Question, I have a tap.. it 1. queries a api endp...
# singer-tap-development
e
Question, I have a tap.. it 1. queries a api endpoint.. pushes out some relational data result.. lets call it pipeline A, this would run every weekend and right now can take anywhere from 45 minutes to 12 hours 2. Pipeline B .. would run daily and.. use the last known fresh results stored from pipeline A ... which in my case is being pushed to Postgresql... How do I write the 2nd pipeline B tap. logic.. I guess I can at first hardcode it to... go back into the postgresDB configured by pipeline A ... (the metadata of each is in the same tap in the yaml file) so I would use SQLAlchemy pypi library.. to pull that last known run out of DB X Table Y.. result from pipeline A .. in order to then query and fill up results for pipeline B Am I tapping things correct or?
im also starting to look up.. how do I select which stream to pull in Pipeline A vs Pipeline B https://github.com/singer-io/getting-started/blob/master/docs/DISCOVERY_MODE.md#metadata still reading up but.. if anyone sees a example tap I can get inspired by that'd really help. thanks
it'd really really help to somehow link these bits of doc.. with code examples
v
2, is normally referring to as T in ELT. So a lot of people would say use DBT (including me 😄 )
When we say use DBT all that really means is run SQL code (dbt just formats it well and does all the things well that software developers hate about sql )

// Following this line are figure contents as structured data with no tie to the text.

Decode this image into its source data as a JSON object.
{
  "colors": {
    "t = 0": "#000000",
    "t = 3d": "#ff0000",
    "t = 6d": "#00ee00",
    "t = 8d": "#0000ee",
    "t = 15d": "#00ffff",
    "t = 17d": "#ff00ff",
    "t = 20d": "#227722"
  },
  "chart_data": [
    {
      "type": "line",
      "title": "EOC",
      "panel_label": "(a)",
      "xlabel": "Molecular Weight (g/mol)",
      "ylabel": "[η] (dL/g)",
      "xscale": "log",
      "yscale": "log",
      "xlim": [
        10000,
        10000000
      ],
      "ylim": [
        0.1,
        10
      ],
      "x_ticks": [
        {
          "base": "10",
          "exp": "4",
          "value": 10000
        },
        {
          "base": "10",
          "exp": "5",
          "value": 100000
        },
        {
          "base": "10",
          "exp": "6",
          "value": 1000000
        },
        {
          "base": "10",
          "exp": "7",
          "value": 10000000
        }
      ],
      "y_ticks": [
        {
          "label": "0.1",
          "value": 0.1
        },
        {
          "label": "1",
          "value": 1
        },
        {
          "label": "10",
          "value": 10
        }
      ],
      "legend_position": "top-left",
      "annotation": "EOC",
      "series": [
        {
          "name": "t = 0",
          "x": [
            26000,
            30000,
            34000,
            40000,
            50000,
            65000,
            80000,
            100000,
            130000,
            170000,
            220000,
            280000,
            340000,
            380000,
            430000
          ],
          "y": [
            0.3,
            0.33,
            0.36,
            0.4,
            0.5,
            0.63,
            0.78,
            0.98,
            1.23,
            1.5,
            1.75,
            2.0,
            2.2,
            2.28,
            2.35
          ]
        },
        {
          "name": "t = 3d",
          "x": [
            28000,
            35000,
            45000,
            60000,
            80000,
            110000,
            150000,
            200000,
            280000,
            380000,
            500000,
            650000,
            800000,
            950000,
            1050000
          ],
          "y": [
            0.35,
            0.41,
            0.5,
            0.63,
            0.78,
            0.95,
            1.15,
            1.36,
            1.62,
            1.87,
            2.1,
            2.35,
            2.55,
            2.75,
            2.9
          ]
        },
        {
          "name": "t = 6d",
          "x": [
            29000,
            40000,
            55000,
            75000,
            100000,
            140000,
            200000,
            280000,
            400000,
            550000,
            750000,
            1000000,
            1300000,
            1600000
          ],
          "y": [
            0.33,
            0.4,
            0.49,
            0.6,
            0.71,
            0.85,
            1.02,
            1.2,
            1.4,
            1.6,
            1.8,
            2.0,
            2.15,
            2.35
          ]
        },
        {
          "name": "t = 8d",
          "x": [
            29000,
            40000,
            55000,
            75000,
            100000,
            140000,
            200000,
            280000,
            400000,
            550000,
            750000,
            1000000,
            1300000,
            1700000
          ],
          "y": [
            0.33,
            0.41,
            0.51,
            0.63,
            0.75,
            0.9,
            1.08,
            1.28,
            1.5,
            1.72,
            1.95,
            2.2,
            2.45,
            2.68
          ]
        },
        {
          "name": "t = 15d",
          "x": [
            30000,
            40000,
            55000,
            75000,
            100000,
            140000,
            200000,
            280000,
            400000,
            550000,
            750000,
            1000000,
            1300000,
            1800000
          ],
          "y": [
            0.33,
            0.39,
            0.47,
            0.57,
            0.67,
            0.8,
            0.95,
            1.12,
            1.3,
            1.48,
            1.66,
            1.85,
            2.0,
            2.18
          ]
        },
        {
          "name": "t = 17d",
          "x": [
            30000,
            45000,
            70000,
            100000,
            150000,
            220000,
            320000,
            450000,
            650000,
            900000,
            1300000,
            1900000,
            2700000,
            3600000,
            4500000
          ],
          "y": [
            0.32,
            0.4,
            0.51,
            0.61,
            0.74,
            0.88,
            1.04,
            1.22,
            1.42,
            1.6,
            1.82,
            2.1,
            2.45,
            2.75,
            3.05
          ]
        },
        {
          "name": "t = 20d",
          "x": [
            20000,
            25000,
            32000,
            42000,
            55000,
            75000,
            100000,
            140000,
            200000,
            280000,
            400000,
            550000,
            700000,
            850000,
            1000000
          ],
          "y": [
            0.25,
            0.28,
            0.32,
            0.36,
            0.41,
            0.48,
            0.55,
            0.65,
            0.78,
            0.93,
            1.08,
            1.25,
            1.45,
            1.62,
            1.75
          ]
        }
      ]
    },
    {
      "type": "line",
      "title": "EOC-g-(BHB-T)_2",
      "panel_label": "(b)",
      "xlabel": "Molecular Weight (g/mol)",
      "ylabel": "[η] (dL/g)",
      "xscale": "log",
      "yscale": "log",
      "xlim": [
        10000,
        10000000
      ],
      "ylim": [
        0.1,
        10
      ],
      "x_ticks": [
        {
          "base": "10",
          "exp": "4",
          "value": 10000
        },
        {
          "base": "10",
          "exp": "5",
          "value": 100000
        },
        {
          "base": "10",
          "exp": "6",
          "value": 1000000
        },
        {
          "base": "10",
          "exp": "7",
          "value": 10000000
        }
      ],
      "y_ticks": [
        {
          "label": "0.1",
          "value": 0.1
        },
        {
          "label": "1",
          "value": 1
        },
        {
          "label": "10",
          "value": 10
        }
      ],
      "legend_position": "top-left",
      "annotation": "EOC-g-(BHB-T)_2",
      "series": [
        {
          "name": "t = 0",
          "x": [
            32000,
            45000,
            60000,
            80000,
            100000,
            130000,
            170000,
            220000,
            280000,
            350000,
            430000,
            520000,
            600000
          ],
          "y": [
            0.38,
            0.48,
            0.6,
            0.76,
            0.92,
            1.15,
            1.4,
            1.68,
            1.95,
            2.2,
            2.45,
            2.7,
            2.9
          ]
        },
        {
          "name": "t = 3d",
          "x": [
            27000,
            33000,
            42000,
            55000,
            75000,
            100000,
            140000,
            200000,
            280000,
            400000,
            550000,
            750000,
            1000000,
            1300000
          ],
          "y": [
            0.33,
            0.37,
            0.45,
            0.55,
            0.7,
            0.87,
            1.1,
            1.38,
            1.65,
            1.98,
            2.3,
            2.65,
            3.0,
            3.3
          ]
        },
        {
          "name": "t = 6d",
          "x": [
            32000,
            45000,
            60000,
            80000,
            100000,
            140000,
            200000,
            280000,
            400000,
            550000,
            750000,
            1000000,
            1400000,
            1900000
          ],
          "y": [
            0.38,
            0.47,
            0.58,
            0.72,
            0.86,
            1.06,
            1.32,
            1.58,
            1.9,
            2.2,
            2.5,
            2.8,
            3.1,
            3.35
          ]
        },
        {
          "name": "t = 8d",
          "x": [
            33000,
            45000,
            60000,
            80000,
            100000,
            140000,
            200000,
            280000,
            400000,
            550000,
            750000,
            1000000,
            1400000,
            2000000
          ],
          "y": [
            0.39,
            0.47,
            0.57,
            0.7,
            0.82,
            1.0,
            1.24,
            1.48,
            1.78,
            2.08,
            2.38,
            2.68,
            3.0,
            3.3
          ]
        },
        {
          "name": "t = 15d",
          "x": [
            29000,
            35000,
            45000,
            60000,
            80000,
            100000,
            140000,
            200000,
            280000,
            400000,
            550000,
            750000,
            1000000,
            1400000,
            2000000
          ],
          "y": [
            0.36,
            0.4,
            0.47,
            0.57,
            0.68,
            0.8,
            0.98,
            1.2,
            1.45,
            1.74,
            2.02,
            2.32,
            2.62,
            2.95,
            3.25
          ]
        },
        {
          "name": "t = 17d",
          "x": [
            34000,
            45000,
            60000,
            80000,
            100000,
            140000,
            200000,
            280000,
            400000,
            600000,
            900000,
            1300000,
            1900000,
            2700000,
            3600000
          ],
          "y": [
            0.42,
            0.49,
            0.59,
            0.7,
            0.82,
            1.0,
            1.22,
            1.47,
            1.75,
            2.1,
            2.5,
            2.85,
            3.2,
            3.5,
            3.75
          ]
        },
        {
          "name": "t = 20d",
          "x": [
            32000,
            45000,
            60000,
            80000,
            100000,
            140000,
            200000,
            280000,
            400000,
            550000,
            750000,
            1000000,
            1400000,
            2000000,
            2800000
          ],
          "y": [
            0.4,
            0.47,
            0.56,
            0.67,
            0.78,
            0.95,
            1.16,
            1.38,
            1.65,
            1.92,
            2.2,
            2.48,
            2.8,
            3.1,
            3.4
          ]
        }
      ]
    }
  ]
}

good example, and this is ran via meltano (populates the meltanohub 😄 )
e
ah hah... okay now I finally have a reason to use DBT (been reading it a lot but never had the clear use case) I refactored my python code which I was previously using the pull data out.. and was about to plug that into the tap.. but can def take a look at this instead
thanks @visch!
so the ELT kind of .. mindset would say... run Pipeline A.. push data into table X ... then get the exact set of "latest" good data .. into maybe a 2nd table .. table Y let's say then Pipeline B just.. runs against table Y .. no logic other than pull the entries and use those entries as primary key to query the 2nd Stream
v
I'm not following so much on pipeline b. Generally it's something like, load your source data into something (raw schema in a datawarehouse is a common pattern) , now you are onto transformation step, everything after your raw data is loaded. There's a lot of conventions, the getting started tutorial at dbt really helped me grok modern data warehouses, and what dbt is, and some general patterns. Basically anything you want to do happens in the transform step. Normally in analytic work that's building stage models, analytical models (dimensions, wide tables, anything you want). I think about it more as transformation gets the data into the format I need to actually do things with.
e
I think the issue here is.. most people would use a child stream.. which I can grok would sync "everything" ... I'd have 1 pipeline run Query A and as it spits out it's values use some or all of that for Query B.. as B is a child a A.. but in my case.. I cannot run that Query A everytime.. it takes as I said 45 minutes to 12 hours right now.. depending on how deep my search can be set to go.. so I was thinking I simply use results of A.. PRIOR to the call.. by going back into the target and fetching the "last good result" of that long long query... It feels like this is a perhaps "anti-pattern" to what most good practices would suggest perhaps? but another option seemed to be use DBT after I've run A ... it will push most of it's results to a simple single table .. and DBT could then collect the last known run and push that to a single child table... thereby simplying what I have to do when I go to query B
A has Raw data and is a parent stream for basically ALL other end points .. but I do not want to query it everytime I go to query B, C, etc...
it will be done only on a weekend to weekend cadence, due to the risk that it takes hours and hours
depending on how deep a search you give it
and my C++ code 😄
I'll start with maybe a bad implementation.. and share it with the community as I then get into DBT for downstream transformations and creating maybe sub-tables.. I have this book on data warehouses I've only briefly peaked at https://www.adlibris.com/se/bok/agile-data-warehouse-design-9780956817204
Maybe I need to pick a tap I can more easily open source.. to get these concepts out into the open.. like the Yahoo FInance data perhaps
IBKR is very strict about who can see their data.. so a tap for it is not the most helpful
here's my
catalog.json
I am now looking up how to invoke my tap.. both from the CLI and from Meltano Pipeline .. to tap ONLY 1 stream (in my case the news) ``` ```
ah now it's clicking.. I see I pass this.. as a signal to my tap which stream I want... yes? https://hub.meltano.com/singer/spec
now the challenge is how do I get that logic in
client.py
to work.. since as of now I see only 1 api end point
get_records
and strangely no other example tap out there has this
client.py
ah I think I see it now.. after inspecting this example https://github.com/dataops-tk/tap-powerbi-metadata/blob/main/tap_powerbi_metadata/streams.py#L35 most taps are doing OAuth, REST... pre-existing paradigms of APIs.. and in my case I am unable to do that so must write the client myself.. which was throwing me off a bit but okay now I get it.